The tilted hemisphere.
A solid hemisphere of radius R rests on a surface rough enough so it doesn't slip. The ramp tilt is φ.
1. Assuming that friction is sufficient that the hemisphere doesn't slip. What is the maximum angle of the tilted plane that can allow the hemisphere to rest on the plane in static equilibrium?
2. Resting at smaller angles of tilt, if the hemisphere is tweaked a bit it will vibrate for a brief while. What is the period of this small angle motion? How does this depend on the mass of the hemisphere or the angle of the plane?
3. A solid hemisphere rests on a level, flat surface, with its flat side down. It is given a forceful spin. It rises to spin on its edge a while, then settles down as it loses energy. In its final resting position is its flat face up, or is its flat face down? Before you answer, note that the hemisphere held at rest with flat side vertical will fall so it ends up at rest with flat side up. The student says, "Of course, the center of mass is not at the hemisphere's center, but is toward the curved side, so that side will fall." Does this appply to the case of the hemisphere spinning on its edge.

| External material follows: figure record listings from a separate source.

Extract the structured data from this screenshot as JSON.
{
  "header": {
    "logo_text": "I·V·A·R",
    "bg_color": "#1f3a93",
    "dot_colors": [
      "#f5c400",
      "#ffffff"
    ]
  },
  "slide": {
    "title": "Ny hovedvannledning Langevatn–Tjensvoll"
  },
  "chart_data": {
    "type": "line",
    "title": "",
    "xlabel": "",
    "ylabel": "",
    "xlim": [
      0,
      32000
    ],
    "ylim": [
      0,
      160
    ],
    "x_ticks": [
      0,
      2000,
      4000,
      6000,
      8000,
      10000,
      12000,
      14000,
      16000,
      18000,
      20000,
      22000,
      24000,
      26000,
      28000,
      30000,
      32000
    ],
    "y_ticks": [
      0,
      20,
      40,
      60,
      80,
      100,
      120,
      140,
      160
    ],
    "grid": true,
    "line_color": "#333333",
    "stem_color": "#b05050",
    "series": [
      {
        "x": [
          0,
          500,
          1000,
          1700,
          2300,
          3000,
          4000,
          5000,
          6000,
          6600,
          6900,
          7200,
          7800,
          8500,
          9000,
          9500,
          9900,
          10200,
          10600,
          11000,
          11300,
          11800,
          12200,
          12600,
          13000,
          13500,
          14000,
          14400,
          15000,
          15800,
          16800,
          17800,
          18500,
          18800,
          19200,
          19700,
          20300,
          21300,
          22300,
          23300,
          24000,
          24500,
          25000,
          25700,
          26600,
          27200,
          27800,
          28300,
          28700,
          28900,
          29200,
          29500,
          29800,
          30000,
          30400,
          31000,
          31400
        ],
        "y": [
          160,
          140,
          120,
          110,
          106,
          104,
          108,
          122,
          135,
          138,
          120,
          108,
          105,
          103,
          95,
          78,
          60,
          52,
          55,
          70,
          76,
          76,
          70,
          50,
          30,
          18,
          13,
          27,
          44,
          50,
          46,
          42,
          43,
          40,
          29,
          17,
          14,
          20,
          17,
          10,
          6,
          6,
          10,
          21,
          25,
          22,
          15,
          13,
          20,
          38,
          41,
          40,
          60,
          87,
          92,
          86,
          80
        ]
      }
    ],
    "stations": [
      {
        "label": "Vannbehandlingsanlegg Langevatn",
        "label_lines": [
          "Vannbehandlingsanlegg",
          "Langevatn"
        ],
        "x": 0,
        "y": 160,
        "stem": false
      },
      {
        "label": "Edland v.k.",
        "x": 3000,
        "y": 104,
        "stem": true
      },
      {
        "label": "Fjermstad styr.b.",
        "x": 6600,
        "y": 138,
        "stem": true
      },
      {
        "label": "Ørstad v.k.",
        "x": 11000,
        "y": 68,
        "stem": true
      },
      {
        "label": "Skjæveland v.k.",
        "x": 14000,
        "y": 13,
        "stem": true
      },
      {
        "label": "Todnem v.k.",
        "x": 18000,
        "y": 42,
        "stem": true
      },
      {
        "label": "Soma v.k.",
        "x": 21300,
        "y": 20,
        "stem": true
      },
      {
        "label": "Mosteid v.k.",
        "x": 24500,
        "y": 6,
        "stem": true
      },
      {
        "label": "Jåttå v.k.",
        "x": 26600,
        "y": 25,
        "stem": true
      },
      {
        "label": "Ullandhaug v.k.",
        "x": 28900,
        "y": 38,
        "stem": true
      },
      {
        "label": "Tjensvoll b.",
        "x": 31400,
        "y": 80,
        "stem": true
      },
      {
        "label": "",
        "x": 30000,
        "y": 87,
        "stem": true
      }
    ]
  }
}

In all cases, show your reasoning and mathematical analysis.
Hints.1. The center of mass of a solid hemisphere of radius R is 3R/8 from the flat face. You can look this up, or find its derivation many places on the web.
At equilibrium on the tilted plane, the hemisphere's axis tilts from the vertical at the same angle the plane tilts to the horizontal.
2. At smaller inclination angles of the plane, the hemisphere can be in static equilibrium, its axis tilted at the same angle as the plane's inclination angle, At zero inclination the hemisphere can oscillate as a physical pendulum. It also does so on the tilted plane, but does the tilt change the oscillation period?
We can be confident that the period will not depend on the hemisphere's mass. But if you don't know why, perhaps you should start with the more fundamental question, why is the period of a simple pendulum independent of mass? Why do bodies of different mass in a vacuum fall equal distances in equal times?